2009年10月31日 星期六

Online Education, Growing Fast, Eyes the Truly 'Big Time'

Retrieved from [The Wired Campus] on 31/10/2009

http://chronicle.com/blogPost/Online-Education-Growing/8663/

Orlando, Fla. -- Online education is a runaway best seller. Its growth rate -- 12.9 percent -- dwarfs the overall pace of academe’s student expansion. More than 25 percent of all students may have taken at least one online class this year, according to a speculative estimate suggested at a distance-education conference that wraps up here today.

But the success isn’t smashing enough. Not even close.

That’s the case made by A. Frank Mayadas, an Alfred P. Sloan Foundation program director who called on online educators gathered here to meet what he sees as a major need -- fast. And Mr. Mayadas, considered the Father of Online Learning, suggested in an interview following his speech that the government should step in with some $500-million to support traditional online courses -- not just the experimental “free” courses that have emerged as a darling of the Obama administration.

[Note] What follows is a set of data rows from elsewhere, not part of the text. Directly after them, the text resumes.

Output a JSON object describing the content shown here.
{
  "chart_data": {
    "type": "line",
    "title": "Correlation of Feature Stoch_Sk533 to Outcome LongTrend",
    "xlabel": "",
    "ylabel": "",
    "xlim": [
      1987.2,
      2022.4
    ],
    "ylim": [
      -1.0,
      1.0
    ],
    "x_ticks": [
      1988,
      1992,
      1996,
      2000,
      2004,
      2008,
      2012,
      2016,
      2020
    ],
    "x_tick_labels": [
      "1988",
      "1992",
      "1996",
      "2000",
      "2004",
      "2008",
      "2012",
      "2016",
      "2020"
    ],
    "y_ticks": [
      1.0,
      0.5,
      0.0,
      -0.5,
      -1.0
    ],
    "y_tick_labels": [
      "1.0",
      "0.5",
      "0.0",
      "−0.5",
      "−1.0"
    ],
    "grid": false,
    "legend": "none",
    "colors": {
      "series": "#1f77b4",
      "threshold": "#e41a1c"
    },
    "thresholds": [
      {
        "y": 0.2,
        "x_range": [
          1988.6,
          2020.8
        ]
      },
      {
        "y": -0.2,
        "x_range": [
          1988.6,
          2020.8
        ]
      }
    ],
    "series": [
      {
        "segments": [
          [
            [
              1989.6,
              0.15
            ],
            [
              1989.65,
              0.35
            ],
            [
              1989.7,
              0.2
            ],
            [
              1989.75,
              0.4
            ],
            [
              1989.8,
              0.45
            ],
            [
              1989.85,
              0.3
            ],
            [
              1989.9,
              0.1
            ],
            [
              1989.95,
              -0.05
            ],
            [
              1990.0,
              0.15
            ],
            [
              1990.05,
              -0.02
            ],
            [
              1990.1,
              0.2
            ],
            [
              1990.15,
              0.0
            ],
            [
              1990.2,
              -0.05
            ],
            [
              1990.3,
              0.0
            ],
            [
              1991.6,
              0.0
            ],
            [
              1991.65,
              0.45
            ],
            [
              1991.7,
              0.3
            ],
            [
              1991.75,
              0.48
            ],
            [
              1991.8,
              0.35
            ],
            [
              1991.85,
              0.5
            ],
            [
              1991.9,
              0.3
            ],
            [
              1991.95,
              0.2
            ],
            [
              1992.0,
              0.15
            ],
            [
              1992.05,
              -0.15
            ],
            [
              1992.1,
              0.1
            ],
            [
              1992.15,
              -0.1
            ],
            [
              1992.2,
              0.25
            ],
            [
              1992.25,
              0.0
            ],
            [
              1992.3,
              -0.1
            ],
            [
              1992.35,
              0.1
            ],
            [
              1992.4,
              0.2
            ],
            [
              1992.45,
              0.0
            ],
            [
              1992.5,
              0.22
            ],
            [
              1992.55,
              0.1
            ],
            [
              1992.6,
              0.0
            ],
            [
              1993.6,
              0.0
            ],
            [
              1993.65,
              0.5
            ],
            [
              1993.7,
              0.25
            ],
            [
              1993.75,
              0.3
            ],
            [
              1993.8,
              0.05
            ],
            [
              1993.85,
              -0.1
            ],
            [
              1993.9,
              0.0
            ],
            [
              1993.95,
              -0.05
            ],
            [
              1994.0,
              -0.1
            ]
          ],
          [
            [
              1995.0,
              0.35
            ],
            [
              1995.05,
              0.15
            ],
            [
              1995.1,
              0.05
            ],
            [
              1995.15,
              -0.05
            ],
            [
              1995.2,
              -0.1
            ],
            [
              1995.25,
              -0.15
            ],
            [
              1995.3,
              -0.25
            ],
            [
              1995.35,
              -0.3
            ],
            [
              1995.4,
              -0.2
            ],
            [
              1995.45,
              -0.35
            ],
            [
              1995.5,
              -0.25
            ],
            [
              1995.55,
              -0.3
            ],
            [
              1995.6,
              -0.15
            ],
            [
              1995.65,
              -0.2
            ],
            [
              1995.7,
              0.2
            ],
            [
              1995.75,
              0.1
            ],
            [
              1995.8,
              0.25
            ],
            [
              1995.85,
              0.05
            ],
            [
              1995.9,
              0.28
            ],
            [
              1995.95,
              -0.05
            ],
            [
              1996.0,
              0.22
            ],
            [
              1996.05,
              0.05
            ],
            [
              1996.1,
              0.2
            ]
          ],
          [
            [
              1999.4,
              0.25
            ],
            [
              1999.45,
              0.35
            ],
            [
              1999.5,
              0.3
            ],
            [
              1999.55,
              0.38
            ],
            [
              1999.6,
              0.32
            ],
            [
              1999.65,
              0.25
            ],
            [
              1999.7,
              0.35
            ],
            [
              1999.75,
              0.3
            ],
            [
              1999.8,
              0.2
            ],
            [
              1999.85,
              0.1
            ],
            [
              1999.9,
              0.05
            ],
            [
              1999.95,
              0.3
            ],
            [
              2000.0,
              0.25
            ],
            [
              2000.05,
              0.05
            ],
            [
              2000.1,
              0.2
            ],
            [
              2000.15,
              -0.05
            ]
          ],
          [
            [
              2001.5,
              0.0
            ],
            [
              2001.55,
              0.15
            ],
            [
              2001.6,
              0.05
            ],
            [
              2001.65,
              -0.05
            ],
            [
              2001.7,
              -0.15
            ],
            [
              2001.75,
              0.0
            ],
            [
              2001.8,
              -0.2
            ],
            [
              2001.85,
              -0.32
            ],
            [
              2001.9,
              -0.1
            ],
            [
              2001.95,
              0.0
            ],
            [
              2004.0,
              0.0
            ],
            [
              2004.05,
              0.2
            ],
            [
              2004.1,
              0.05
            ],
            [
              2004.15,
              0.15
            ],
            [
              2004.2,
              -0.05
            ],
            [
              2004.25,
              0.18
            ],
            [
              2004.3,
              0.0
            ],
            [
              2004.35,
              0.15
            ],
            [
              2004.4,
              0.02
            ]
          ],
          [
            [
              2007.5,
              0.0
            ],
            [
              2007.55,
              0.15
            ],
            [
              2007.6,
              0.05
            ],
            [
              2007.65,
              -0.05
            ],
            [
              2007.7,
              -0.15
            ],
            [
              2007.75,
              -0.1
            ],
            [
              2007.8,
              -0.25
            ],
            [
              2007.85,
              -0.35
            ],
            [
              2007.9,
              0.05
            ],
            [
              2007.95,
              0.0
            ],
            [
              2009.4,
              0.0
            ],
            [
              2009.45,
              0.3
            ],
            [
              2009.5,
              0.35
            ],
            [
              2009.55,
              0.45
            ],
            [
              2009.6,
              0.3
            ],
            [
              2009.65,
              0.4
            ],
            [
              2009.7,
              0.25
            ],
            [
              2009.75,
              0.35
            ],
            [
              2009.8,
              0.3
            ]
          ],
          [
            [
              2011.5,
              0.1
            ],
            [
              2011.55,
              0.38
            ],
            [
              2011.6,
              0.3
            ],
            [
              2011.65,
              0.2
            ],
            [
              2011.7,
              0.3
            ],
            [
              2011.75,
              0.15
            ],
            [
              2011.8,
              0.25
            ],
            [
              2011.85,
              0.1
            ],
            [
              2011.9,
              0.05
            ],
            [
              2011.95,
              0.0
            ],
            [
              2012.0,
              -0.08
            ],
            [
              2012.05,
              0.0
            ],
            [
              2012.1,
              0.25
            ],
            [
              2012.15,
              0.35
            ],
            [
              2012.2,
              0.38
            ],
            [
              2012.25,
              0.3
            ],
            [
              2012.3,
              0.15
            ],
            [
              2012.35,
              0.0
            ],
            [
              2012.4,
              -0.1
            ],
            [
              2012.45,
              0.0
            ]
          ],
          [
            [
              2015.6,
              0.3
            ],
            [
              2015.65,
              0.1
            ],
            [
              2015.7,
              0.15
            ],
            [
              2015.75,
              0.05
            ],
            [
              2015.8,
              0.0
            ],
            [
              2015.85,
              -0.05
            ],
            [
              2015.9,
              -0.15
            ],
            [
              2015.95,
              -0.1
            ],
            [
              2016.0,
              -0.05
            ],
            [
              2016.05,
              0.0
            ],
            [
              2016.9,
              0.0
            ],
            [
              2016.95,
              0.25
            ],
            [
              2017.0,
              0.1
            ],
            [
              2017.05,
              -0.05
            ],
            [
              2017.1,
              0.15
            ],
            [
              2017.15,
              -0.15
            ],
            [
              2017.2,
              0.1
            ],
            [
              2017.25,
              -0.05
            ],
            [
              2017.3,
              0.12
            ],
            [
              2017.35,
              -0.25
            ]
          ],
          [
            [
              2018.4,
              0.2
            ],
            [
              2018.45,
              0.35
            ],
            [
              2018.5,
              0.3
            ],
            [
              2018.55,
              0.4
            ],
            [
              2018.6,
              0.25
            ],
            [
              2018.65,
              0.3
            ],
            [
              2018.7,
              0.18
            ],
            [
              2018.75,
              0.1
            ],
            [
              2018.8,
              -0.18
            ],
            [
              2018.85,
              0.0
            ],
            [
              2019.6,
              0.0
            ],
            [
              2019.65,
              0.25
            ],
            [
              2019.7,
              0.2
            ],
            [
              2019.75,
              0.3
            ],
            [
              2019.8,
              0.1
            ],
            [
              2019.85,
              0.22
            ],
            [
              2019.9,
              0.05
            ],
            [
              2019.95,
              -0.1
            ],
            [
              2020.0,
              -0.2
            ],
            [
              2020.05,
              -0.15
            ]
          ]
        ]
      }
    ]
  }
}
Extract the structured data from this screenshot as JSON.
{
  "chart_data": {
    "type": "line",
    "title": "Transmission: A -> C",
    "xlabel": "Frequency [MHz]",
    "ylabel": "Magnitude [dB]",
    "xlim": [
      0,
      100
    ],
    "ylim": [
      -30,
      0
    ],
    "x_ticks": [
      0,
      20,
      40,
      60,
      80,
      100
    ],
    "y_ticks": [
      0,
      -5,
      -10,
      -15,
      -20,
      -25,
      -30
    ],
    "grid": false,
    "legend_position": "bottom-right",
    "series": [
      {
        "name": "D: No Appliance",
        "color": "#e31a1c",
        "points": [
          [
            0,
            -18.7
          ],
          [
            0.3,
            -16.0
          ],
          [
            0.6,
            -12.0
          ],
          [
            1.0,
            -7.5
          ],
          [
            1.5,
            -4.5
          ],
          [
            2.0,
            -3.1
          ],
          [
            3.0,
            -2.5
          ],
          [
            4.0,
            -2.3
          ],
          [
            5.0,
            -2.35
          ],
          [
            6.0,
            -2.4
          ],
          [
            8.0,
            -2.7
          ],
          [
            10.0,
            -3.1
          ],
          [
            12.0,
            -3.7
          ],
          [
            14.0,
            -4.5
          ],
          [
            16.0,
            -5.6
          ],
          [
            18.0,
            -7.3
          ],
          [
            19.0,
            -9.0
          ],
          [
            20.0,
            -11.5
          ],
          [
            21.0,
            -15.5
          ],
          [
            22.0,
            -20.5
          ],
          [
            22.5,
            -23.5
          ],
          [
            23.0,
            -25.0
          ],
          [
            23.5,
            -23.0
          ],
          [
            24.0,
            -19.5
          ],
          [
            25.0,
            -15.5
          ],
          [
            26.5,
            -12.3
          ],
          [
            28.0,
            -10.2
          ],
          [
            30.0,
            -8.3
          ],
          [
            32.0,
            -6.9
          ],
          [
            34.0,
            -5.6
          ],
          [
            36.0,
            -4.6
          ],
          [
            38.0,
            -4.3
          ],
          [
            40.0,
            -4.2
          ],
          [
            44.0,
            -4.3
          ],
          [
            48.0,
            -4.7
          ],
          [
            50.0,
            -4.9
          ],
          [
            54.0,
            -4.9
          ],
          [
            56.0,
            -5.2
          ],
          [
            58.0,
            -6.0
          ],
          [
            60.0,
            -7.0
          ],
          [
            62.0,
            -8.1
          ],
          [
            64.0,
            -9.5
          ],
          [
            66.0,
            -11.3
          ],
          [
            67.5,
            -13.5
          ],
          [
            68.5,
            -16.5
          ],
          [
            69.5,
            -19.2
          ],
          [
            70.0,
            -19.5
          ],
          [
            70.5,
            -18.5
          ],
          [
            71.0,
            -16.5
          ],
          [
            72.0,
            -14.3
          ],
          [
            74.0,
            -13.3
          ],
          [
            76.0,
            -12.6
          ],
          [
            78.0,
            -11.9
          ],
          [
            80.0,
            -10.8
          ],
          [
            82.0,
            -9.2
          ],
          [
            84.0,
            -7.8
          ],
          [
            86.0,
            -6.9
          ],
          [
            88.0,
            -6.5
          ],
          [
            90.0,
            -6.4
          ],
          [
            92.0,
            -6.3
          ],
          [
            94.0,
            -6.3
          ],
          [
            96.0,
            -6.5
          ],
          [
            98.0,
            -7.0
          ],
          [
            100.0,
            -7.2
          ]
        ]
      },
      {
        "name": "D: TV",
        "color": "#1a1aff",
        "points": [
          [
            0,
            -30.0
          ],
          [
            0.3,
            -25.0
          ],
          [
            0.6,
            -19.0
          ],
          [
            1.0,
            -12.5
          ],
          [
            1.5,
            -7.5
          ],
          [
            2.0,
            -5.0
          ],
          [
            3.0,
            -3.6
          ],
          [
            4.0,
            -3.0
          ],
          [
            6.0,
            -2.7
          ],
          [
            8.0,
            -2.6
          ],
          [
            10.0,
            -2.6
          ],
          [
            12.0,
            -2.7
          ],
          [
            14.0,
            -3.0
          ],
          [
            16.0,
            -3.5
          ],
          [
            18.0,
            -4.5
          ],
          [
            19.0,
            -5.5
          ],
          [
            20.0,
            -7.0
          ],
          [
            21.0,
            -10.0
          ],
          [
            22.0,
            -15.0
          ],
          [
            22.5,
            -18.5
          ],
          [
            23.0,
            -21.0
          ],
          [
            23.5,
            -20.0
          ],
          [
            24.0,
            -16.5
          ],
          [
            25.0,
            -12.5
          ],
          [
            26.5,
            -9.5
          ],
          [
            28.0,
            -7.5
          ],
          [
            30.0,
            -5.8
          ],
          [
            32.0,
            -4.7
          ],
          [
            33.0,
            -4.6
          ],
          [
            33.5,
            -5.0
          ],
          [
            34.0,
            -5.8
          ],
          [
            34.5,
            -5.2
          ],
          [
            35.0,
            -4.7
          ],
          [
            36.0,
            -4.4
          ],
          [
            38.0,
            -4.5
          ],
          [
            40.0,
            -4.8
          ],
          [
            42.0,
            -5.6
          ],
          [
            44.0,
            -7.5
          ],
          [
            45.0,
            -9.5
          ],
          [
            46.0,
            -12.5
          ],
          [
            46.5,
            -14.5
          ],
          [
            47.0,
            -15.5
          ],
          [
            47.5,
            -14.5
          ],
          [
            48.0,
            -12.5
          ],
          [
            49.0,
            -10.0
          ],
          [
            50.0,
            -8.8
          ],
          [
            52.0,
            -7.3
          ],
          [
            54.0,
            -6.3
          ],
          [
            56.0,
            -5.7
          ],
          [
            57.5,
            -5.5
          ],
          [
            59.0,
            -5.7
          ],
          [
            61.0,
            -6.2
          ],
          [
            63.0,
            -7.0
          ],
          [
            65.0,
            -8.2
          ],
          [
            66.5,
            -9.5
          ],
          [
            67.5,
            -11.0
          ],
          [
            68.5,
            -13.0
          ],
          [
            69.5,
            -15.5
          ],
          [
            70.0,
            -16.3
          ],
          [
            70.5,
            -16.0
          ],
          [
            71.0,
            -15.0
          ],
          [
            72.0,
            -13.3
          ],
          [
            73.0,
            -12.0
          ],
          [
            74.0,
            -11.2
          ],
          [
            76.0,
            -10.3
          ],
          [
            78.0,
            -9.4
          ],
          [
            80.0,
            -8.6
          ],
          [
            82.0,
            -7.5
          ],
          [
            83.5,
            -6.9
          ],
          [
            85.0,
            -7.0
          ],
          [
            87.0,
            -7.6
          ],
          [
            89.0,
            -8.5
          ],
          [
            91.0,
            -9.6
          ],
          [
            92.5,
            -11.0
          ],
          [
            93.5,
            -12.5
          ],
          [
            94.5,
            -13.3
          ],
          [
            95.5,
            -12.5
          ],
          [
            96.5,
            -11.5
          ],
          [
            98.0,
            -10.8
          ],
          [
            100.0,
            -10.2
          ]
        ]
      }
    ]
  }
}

Questions of growth and scale were key issues for some of the 1,435 people who attended this year’s Sloan Consortium International Conference on Online Learning. The turnout, which included 170 virtual attendees, grew from last year’s 1,190 participants. That's a notable feat during a difficult time for academic travel and a period of transition for the Sloan community, with Mr. Mayadas stepping down and his foundation ending a grant program that has poured roughly $80-million into online education.